Ele acrescentou que a cidade poderia aumentar a habitação relaxando as licenças para evitar atrasos. Ele também se opôs ao SB 79 e disse que moradias de alta qualidade deveriam ser construídas no contexto da vizinhança, estacionamento, acesso a transporte e trânsito.
Carlisle criticou fortemente os gastos com os sem-abrigo, dizendo que estavam fora de controlo devido ao défice orçamental. Embora apoie o Inside Safe, ele teme que a abordagem da cidade aos sem-abrigo seja “baseada em habitações fiscais” concebidas para alojar um grande número de pessoas rapidamente num curto espaço de tempo. A cidade, disse ele, precisa “repensar tudo sobre a falta de moradia”.
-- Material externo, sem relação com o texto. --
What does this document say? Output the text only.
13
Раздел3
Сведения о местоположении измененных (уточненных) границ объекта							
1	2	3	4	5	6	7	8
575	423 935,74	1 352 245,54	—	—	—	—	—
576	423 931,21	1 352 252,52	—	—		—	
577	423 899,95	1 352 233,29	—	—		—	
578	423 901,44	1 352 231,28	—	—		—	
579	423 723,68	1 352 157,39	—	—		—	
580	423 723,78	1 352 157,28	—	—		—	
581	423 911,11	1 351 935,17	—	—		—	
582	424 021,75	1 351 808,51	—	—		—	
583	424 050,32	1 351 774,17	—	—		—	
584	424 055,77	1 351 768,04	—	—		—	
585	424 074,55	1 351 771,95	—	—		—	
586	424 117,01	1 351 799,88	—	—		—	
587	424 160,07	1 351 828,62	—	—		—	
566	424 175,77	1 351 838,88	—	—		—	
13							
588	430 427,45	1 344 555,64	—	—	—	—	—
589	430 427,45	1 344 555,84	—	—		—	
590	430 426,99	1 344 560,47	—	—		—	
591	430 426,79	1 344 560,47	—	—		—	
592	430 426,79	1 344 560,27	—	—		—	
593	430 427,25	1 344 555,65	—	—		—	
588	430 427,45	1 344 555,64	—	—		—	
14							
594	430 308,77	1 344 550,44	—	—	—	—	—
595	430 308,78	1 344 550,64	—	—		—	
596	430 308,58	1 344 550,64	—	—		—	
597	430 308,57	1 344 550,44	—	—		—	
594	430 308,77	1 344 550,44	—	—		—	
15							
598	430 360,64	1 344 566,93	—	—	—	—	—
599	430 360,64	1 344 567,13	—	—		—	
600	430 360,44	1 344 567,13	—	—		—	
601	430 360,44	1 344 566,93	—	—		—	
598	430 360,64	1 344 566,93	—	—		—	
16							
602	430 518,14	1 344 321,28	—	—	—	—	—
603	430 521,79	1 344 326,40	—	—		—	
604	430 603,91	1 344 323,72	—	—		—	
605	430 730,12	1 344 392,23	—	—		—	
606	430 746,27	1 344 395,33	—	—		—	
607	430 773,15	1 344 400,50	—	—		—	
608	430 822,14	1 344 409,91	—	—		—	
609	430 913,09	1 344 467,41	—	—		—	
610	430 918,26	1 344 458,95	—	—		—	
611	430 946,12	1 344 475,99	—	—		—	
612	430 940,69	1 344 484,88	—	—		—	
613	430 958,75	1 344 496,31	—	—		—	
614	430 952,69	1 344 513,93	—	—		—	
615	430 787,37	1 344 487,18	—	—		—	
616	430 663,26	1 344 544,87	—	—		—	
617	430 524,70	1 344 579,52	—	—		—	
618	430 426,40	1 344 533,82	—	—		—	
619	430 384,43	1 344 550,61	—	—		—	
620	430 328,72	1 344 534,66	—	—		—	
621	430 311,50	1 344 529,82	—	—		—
Ele aplicará o Código Municipal 41.18, a polêmica lei municipal que proíbe moradores de rua de acampar a menos de 150 metros de escolas e instalações médicas, e apoiará a implementação do Projeto de Lei 43 do Senado – uma revisão da lei estadual de tratamento voluntário que expandiu a definição de “gravemente deficiente” para incluir pessoas com abuso de substâncias e doenças mentais.
“Se não tirarmos o pior dos piores das ruas, não vejo nenhuma forma de resolver esta situação ou de melhorar as coisas com os sem-abrigo”, disse ele.